La inseguridad ciudadana y las extorsiones continúan golpeando con fuerza a Nuevo Chimbote. Los recientes atentados con explosivos registrados contra el hotel París, en Villa Mercedes, y una bodega en Villa del Mar, representan una nueva señal de alarma sobre el avance de la delincuencia organizada en la provincia del Santa. Más allá de los daños materiales ocasionados, estos hechos han dejado miedo, preocupación y una creciente sensación de abandono entre vecinos y comerciantes.
Las imágenes captadas por las cámaras de seguridad del hotel París son impactantes. Dos sujetos encapuchados llegaron en motocicleta, recorrieron varias veces la zona para verificar el movimiento de personas y luego uno de ellos descendió con un explosivo en las manos. Encendió la mecha y abandonó rápidamente el lugar antes de la detonación. Todo ocurrió en pocos segundos, pero el estruendo y los daños causados evidencian la peligrosidad de estos actos criminales.
Lo sucedido demuestra que las bandas dedicadas a la extorsión operan cada vez con mayor audacia. Ya no se limitan a amenazas telefónicas o mensajes intimidatorios. Ahora utilizan explosivos en zonas urbanas populosas y residenciales, poniendo en riesgo no solo a los propietarios de negocios, sino también a familias enteras que viven cerca de los establecimientos atacados. La violencia criminal está escalando a niveles preocupantes.
La población de Nuevo Chimbote vive con temor. Comerciantes, emprendedores y pequeños empresarios sienten que trabajan bajo amenaza constante. Muchos reciben mensajes extorsivos exigiendo pagos de dinero a cambio de no sufrir atentados contra sus locales o sus seres queridos. En algunos casos, las víctimas optan por no denunciar debido al miedo a represalias y a la percepción de que las autoridades no pueden brindarles protección efectiva.
Esta situación refleja un problema mayor: la delincuencia organizada viene ganando espacios mientras las respuestas del Estado siguen siendo insuficientes. Si bien la Policía Nacional realiza operativos e investigaciones, los hechos recientes evidencian que las acciones preventivas todavía no logran contener esta ola de violencia. La ciudadanía reclama presencia policial permanente, patrullaje efectivo y un trabajo de inteligencia que permita identificar y capturar a las bandas criminales antes de que actúen.

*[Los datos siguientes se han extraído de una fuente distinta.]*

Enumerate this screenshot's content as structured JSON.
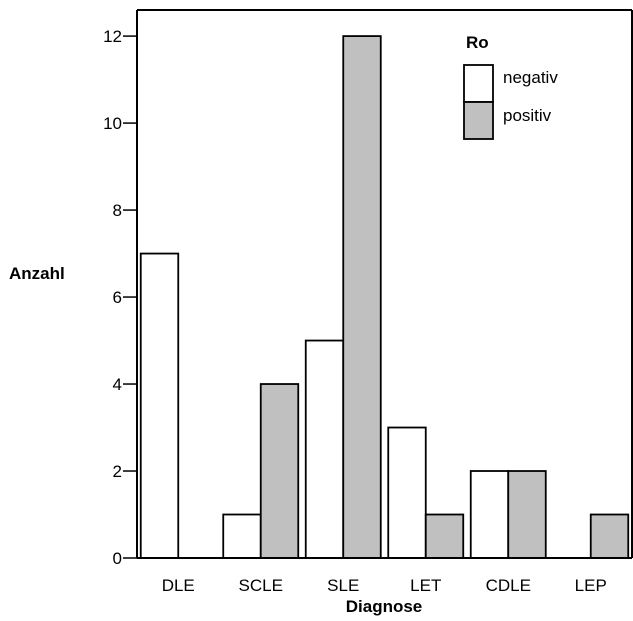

Las autoridades locales también tienen una gran responsabilidad. La seguridad ciudadana no puede depender únicamente de la Policía. Se necesita mayor articulación entre municipios, serenazgo, juntas vecinales y el sistema de justicia para enfrentar de manera coordinada el problema de la extorsión y la criminalidad.
Además, es urgente fortalecer los mecanismos de denuncia y protección a las víctimas. Muchas personas prefieren guardar silencio por miedo, y ese silencio termina favoreciendo a los delincuentes. El Estado debe garantizar que quienes denuncien reciban apoyo y seguridad.
Nuevo Chimbote no puede acostumbrarse a convivir con explosiones, amenazas y atentados. La inseguridad ciudadana se ha convertido en uno de los mayores desafíos para la tranquilidad y el desarrollo de la ciudad. Los asesinatos por encargo nunca se solucionaron, no fueron resueltos.
La población exige acciones inmediatas, resultados concretos y una estrategia firme contra el crimen organizado. Recuperar la paz y la confianza de los ciudadanos debe ser una prioridad antes de que la violencia siga creciendo y cobrando consecuencias aún más graves.